# Micro sword



## benderisawesome (Sep 10, 2008)

Anyone need some micro sword? Lilaeopsis brasilienses I've got a good bit, I'm going to be rescaping my mr aqua 17 g. When I pulled it up I had a pretty thick lawn in the 17g.









As you can see by the pic I've got more than enough to replant my tank.

Sent from my iPad using Tapatalk


----------



## Leelew (Oct 16, 2015)

I'll take some 😆🖒

Sent from my SM-G935F using Tapatalk


----------



## fishyjoe24 (May 18, 2010)

asking price? , what city are you in. looking for any plant trades ? I'll take some.


----------



## benderisawesome (Sep 10, 2008)

Let me go home and lay it out and see how much I actually have. Then I'll see what the market rate is. 


Sent from my iPhone using Tapatalk


----------



## benderisawesome (Sep 10, 2008)

Also, I'm in Richardson tx. 


Sent from my iPhone using Tapatalk


----------



## benderisawesome (Sep 10, 2008)

Ok so I'm still having trouble finding the market rate aquabid has one for 10.50 for a "clump". http://www.aquabid.com/cgi-bin/auction/auction.cgi?liveplantsr&1476582016

What I have is much shorter than the listing, not sure if it's my growing conditions or what so keep that in mind.

So I've got about this much ( it's a lot)

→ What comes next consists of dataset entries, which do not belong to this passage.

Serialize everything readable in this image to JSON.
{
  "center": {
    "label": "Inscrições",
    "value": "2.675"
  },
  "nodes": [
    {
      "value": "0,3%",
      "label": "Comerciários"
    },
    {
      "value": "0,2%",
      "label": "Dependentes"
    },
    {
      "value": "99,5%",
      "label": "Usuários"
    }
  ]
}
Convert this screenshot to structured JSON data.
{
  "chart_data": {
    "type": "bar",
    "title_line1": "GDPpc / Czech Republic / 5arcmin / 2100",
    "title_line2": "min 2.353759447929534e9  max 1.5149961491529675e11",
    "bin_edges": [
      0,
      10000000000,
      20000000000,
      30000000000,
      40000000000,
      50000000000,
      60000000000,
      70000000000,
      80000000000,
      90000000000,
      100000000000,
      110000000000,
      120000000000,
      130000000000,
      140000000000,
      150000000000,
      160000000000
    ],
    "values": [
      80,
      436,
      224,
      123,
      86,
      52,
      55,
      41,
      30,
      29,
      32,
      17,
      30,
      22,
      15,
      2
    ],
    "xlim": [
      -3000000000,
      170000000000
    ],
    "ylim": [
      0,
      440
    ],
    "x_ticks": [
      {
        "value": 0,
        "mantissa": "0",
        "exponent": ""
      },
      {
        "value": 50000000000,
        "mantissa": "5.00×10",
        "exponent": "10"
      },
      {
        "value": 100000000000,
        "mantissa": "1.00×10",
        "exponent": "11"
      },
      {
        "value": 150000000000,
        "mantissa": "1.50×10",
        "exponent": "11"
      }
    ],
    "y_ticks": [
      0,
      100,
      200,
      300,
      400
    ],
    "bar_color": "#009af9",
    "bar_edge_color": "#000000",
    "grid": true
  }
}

I can sell it by the length of the root segments so if you can tell me how much you need I and see I I have that much in the container.

Sent from my iPad using Tapatalk


----------



## fishyjoe24 (May 18, 2010)

I'd need 18x6 . maybe just a clump/hand full and I'll let it spread. how tall did it grow ?


----------



## benderisawesome (Sep 10, 2008)

It got about 1-1.5" (probably closer to 1") in my tank it's in a tank with a fugeray with light on for about 6-8 hours a day. 


Sent from my iPhone using Tapatalk


----------